Figure-2: binary64 format for the representation of float number

(a) In binary64 format, 64-bit wide bit pattern is produced (as per Fig-2) for a float number, and it is saved in an 8 byte consecutive memory locations. For example: for the definition of double n1 = 3.12345678901234567890899;, the 64-bit pattern of 0x4008FCD6E9BA37B3 is saved into memory.

(b) The 64-bit float data type is supported by Arduino DUE with the keyword double.

7. Let us check the improvement of accuracy by dealing the float numbers of Step-1 using binary64 format and Arduino DUE.
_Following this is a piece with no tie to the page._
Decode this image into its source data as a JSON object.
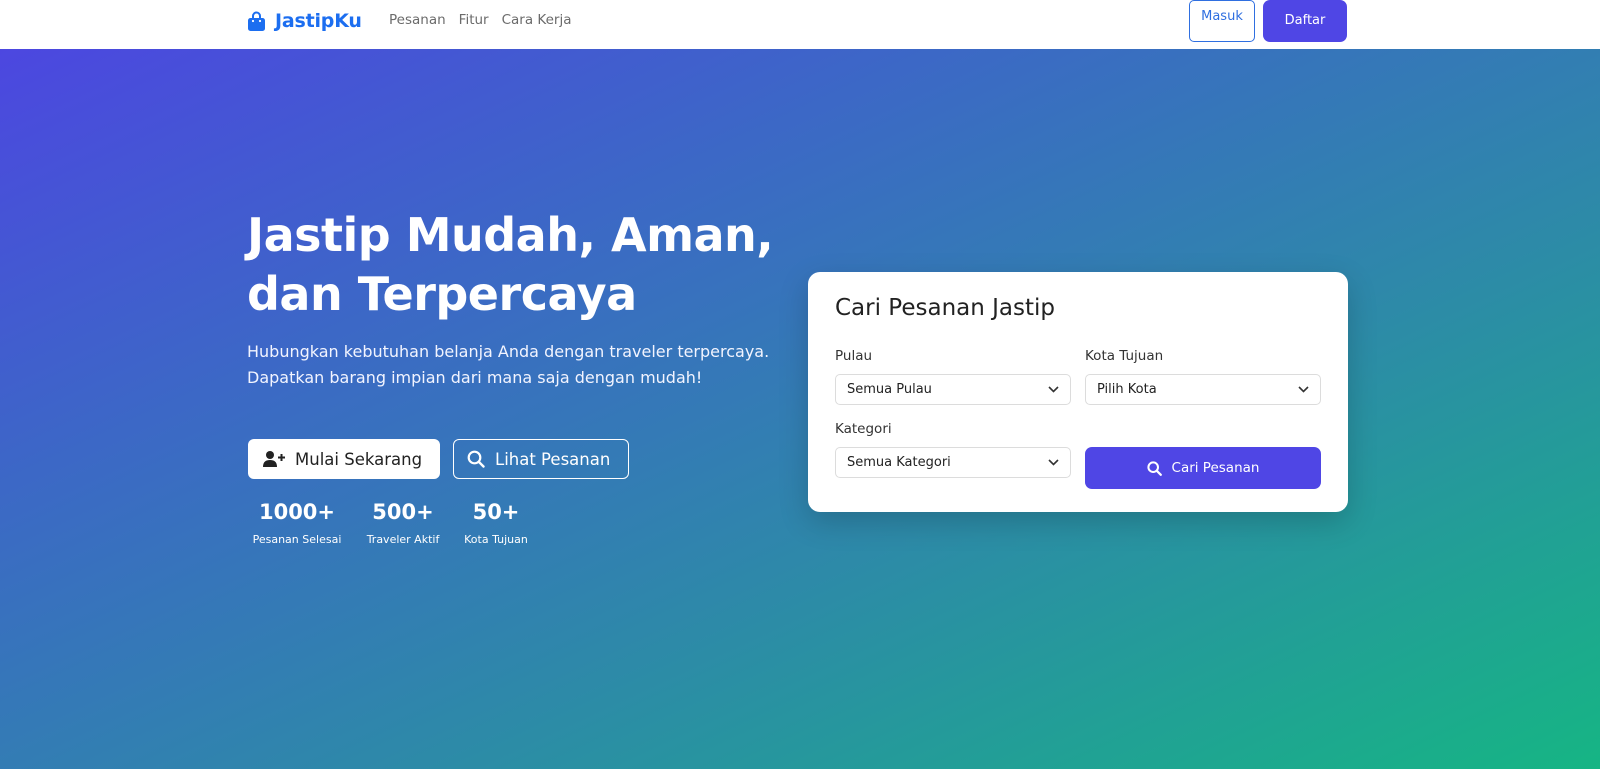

(a) Man-made result : 6.24689157802469135781895 (23-digit accuracy and 23-digit precision when compared to itself) (b) binary32 format result : 6.24689149856567382812500 (6-digit accuracy and 23-digit precision when compared to (a)) (c) binary64 format result : 6.24689157802469097191533364821225404739379882812500000 (14-digit accuracy and 53-digit precision when compared to (a) and (b))

We observe that the accuracy has gone up upto 14-digit after decimal point when using binary64 format.

Arduino (DUE) indeed can deal with the situation where higher accuracy and higher precision are demanded in the process of floating point numbers.

yazeedAlshorman:
In my project I need to make some calculations with high-precision numbers. But I noticed that the answers are not correct. The code bellow shows what I mean.

What are you really trying to calculate?

double l = 32.48750458;

double n = 32.48751068;

What do those numbers represent? 32.48750458 what? Liters of milk? Tons of concrete? Years you have been married?

There might be, and probably is, a way around the problem you are having. But to find a way around it, it would really help if we had more information.